The theme of the night–accidental recordings and the framing of experience through the art of juxtaposition–made me think about the many tricks I play on myself, all the constraints I put on the writing of the poem in order to court the muse of chance. How do all these little accidents, mistakes, missteps, subconscious encounters, and forays into the unknown end up creating a poem–or a person, or a movement, for that matter?
I went back to the work of the philosopher Ken Wilber and found this diagram (projected onscreen during the reading) that depicts his theory of “All Quadrants, All Levels.” In it, he posits a description of the architecture of the cosmos that includes the interior experience of the individual (perceptions), the objective behavior of said individual (what can be seen and observed), the interior experience of the collective (culture), and the structures that the collective create in order to reflect the culture (society).
Using this rubric, any poem I write is mappable–and in fact, the poem itself can be seen as a map indicating where I am in my life at the very moment that I write it. The poem comes into being in the same way that my self emerges into a moment.
The idea of writing through the various layers of individual and collective experience reminded me of Mei-mei Berssenbrugge‘s poetic statement from the anthology, Lyric Postmodernisms (edited by by the late Reginald Shepherd):
“That particular conjunction of events which includes the history of your body, your experience, and your art vertically, and the time and circumstances you are in horizontally, seeks an expression that is inevitably unique, or new.”

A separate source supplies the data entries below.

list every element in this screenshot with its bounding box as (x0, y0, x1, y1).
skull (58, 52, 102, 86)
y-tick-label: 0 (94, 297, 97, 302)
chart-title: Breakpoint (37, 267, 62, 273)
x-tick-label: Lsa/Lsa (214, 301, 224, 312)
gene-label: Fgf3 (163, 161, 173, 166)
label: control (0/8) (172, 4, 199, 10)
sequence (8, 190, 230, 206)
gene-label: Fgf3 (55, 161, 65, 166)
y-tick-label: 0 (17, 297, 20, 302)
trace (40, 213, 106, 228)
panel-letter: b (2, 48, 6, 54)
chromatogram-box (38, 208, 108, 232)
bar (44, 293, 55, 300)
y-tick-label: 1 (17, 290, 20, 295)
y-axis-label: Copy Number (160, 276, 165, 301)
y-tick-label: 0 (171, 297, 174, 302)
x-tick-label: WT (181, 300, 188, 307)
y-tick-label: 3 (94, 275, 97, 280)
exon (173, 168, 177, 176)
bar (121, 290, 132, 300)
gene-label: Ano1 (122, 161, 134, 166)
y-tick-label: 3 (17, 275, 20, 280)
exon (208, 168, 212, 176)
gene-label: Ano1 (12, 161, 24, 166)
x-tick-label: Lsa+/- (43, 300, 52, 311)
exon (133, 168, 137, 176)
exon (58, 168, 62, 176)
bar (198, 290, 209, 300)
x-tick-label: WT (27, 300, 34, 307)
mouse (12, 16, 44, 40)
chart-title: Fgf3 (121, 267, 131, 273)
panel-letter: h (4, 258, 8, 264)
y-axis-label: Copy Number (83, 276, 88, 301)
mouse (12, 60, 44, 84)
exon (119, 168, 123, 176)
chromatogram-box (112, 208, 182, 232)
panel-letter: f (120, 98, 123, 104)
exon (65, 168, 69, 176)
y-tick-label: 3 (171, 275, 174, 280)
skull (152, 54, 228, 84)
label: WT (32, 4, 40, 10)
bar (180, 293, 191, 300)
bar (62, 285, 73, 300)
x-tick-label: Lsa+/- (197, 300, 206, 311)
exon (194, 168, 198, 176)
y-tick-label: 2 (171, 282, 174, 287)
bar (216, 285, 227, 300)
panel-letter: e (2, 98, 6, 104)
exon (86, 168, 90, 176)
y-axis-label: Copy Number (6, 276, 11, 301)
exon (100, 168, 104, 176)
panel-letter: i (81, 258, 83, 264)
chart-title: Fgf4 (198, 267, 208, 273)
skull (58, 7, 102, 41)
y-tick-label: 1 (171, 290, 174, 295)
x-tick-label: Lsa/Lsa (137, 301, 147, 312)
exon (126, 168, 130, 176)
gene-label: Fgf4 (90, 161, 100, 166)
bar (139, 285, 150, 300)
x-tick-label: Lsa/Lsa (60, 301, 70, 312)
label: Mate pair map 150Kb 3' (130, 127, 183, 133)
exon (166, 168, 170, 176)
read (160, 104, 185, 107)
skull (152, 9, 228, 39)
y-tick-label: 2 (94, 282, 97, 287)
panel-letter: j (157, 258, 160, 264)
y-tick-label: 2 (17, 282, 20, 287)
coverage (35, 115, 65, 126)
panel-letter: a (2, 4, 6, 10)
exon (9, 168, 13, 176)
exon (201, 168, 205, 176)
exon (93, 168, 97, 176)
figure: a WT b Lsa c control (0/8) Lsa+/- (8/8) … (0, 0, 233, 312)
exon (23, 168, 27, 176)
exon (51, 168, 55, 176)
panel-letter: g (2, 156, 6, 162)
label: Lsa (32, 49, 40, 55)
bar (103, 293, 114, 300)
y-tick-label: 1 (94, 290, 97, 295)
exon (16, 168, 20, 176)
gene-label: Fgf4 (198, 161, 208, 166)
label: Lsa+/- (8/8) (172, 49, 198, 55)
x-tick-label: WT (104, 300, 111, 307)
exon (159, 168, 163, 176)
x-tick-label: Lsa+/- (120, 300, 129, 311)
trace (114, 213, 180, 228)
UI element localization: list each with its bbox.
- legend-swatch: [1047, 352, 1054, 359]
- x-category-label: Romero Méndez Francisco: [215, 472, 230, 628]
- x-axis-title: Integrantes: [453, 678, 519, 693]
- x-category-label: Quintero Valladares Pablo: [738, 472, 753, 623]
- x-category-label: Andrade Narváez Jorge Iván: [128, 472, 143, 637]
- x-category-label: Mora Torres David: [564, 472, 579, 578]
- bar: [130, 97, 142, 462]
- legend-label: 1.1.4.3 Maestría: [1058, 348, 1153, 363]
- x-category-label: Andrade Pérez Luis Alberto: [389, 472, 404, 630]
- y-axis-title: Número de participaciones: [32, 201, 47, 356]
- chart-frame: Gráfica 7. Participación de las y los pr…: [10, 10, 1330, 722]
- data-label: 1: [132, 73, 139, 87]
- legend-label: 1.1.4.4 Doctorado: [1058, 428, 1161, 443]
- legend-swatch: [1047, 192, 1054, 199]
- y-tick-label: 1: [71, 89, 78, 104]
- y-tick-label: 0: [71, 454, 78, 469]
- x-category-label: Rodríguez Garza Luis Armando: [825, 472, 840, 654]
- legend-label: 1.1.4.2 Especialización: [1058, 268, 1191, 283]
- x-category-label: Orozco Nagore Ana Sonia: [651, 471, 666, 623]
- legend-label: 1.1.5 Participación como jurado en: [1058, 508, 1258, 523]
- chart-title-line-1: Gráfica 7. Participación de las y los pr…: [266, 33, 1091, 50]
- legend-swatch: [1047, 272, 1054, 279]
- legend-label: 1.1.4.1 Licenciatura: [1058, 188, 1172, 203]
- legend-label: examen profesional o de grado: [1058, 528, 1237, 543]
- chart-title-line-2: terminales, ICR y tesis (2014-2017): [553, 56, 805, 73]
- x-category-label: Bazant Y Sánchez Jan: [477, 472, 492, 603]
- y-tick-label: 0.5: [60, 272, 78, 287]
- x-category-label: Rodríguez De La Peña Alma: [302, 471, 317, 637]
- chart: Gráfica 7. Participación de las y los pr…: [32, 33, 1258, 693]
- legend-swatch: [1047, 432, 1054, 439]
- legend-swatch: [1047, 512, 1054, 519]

“I have an intuition of a new form, as a new expertise in the topology of expression, emotion, and culture.”
To allow a poem to inhabit a space that is personal, historical, cultural and social seems like another way of explicating imagistically Wilber’s sense of levels and quadrants. For instance, in these lines from her poem, “Tan Tien,” Bersenbrugge approaches the notion of the body as a physical entity, but also one that exists in relation to other people as a link between the natural and manmade structures of the world:
If being by yourself separates from your symmetry, which is
the axis of your spine in the concrete sense, but becomes a suspension
in your spine like a layer of sand under the paving stones of a courtyard
or on a plain, you have to humbly seek out a person who can listen to you,
on a street crowded with bicycles at night, their bells ringing.